The high-low method is a technique used to analyze and estimate the fixed and variable components of a mixed cost. Mixed costs contain both a fixed portion, which remains constant regardless of the level of activity, and a variable portion, which changes in proportion to the level of activity.

The high-low method involves selecting two data points: one with the highest level of activity (high point) and one with the lowest level of activity (low point). These data points consist of both the level of activity and the total cost associated with that activity level.

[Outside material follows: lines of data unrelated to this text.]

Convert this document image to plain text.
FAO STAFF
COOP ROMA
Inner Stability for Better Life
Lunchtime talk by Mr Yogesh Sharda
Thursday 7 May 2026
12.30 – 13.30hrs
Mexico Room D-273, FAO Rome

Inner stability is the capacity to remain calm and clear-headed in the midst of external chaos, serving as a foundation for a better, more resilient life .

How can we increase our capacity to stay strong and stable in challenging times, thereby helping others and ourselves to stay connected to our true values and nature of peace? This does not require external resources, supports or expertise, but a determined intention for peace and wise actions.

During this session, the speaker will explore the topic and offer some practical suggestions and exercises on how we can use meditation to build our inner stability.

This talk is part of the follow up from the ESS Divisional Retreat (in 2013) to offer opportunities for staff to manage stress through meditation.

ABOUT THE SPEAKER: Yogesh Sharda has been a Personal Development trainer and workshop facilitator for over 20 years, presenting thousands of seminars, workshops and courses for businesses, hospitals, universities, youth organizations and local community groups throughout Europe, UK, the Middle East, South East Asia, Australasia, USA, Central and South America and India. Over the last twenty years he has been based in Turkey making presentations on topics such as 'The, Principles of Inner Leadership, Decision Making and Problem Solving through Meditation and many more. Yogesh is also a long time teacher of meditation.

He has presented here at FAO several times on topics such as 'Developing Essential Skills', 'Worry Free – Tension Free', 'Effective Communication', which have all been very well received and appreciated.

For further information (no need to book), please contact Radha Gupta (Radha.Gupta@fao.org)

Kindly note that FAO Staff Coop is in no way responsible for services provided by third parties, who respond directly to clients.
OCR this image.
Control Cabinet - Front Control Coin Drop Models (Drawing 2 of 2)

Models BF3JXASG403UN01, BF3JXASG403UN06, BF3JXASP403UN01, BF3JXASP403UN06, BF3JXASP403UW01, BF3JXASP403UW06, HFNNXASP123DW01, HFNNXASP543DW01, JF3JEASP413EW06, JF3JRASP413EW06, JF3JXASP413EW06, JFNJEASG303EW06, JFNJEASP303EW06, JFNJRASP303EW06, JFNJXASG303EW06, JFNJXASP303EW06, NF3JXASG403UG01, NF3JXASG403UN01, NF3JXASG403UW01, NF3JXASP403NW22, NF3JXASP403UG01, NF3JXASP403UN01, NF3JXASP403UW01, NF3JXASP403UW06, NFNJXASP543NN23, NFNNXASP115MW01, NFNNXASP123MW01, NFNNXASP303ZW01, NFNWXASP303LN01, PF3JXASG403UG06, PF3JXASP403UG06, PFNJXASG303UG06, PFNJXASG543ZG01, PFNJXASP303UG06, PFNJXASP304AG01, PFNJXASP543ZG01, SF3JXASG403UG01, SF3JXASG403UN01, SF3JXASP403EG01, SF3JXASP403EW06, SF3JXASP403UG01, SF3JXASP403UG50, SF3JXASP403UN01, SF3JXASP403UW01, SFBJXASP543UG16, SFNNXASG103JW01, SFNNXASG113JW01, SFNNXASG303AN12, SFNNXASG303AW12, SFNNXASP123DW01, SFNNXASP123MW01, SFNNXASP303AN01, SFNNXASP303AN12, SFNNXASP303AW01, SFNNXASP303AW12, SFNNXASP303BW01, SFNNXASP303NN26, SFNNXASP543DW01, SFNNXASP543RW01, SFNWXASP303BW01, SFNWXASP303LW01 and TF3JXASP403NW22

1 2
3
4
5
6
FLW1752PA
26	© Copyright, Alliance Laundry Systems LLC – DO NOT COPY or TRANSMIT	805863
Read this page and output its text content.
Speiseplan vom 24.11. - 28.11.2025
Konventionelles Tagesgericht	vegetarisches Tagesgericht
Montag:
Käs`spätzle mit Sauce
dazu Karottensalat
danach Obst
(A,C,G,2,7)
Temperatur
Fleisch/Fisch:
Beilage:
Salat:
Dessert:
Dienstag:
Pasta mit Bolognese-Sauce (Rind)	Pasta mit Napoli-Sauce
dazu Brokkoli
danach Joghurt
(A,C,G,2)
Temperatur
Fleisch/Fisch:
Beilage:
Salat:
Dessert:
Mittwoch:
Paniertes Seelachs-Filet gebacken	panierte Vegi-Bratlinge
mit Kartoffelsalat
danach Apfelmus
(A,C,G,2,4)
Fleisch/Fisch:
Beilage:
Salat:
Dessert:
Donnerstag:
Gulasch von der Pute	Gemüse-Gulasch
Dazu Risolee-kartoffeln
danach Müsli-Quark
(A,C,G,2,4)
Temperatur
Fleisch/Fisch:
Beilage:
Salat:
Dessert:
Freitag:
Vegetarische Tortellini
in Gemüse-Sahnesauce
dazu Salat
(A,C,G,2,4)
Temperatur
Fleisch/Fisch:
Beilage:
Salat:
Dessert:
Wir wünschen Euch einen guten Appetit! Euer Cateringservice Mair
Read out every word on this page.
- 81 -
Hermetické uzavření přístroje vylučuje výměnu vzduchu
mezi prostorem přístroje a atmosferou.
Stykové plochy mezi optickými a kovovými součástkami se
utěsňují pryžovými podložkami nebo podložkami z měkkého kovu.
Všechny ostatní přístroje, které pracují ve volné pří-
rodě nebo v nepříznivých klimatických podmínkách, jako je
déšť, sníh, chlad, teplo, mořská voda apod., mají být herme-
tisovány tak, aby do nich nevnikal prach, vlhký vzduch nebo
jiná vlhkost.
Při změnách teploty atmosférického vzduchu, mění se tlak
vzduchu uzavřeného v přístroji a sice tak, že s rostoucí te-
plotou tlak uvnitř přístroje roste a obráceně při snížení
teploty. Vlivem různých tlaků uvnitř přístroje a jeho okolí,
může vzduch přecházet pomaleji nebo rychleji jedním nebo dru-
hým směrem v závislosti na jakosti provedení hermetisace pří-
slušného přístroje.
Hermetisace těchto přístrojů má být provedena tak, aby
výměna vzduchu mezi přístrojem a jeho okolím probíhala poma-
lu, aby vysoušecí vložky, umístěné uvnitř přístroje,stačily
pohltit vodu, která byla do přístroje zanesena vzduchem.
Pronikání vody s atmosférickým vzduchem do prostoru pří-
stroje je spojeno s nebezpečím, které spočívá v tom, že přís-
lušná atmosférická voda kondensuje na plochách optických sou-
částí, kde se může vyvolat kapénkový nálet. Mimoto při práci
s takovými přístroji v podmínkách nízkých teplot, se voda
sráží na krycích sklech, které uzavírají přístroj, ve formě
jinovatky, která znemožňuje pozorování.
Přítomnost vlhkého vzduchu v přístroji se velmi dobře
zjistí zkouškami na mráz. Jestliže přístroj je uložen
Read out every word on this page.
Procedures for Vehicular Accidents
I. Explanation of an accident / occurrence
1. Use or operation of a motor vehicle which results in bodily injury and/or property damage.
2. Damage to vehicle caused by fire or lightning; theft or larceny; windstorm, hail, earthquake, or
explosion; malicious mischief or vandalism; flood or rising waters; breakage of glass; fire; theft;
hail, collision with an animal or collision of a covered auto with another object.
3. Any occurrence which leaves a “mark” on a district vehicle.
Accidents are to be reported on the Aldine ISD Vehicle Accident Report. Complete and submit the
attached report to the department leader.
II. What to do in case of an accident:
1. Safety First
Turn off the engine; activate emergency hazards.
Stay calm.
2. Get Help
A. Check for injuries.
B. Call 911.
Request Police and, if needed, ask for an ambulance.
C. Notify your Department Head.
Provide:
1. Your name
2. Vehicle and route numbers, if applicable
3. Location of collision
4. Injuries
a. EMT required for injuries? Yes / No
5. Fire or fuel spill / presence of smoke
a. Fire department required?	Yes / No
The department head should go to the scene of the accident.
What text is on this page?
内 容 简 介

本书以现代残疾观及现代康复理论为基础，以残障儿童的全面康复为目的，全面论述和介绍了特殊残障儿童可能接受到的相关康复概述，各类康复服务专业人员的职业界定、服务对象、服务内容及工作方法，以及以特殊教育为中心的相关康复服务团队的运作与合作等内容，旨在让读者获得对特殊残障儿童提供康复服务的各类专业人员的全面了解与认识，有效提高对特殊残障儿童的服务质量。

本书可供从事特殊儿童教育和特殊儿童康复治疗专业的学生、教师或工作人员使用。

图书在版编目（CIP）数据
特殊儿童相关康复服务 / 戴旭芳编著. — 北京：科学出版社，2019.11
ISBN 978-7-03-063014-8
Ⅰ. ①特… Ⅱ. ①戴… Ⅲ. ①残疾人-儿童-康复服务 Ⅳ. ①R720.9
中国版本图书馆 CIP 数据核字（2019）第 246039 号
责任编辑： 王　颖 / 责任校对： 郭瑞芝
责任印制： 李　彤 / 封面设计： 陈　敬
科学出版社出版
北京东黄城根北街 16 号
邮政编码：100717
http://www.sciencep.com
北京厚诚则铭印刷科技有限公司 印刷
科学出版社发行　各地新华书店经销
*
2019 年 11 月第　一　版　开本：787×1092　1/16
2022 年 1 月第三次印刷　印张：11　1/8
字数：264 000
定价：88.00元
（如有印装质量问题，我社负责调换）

Here are the steps to apply the high-low method:

**Select the High and Low Data Points:**Identify the data point with the highest level of activity and its corresponding total cost. Similarly, identify the data point with the lowest level of activity and its corresponding total cost.**Calculate the Variable Cost Component:**Determine the change in total cost between the high and low points of activity. Then, calculate the change in activity levels. Divide the change in total cost by the change in activity to obtain the variable cost per unit of activity.**Calculate the Fixed Cost Component:**With the variable cost per unit of activity known, determine the total fixed cost by subtracting the variable cost component from either the high or low data point. This represents the fixed portion of the mixed cost.

Once the fixed and variable components are determined using the high-low method, the cost formula for the mixed cost can be expressed as:

**Total Cost = Fixed Cost + (Variable Cost per Unit of Activity × Activity Level)**

It’s important to note that the high-low method provides an estimate of the fixed and variable cost components based on the selected high and low data points. While it can be a simple and quick method, it assumes a linear relationship between the cost and activity level, which may not always be accurate.

Other more sophisticated methods, such as regression analysis or least squares regression, can provide more precise estimates by considering a larger set of data points and accounting for potential non-linear relationships between cost and activity. These methods are commonly used when a more robust analysis of mixed costs is required.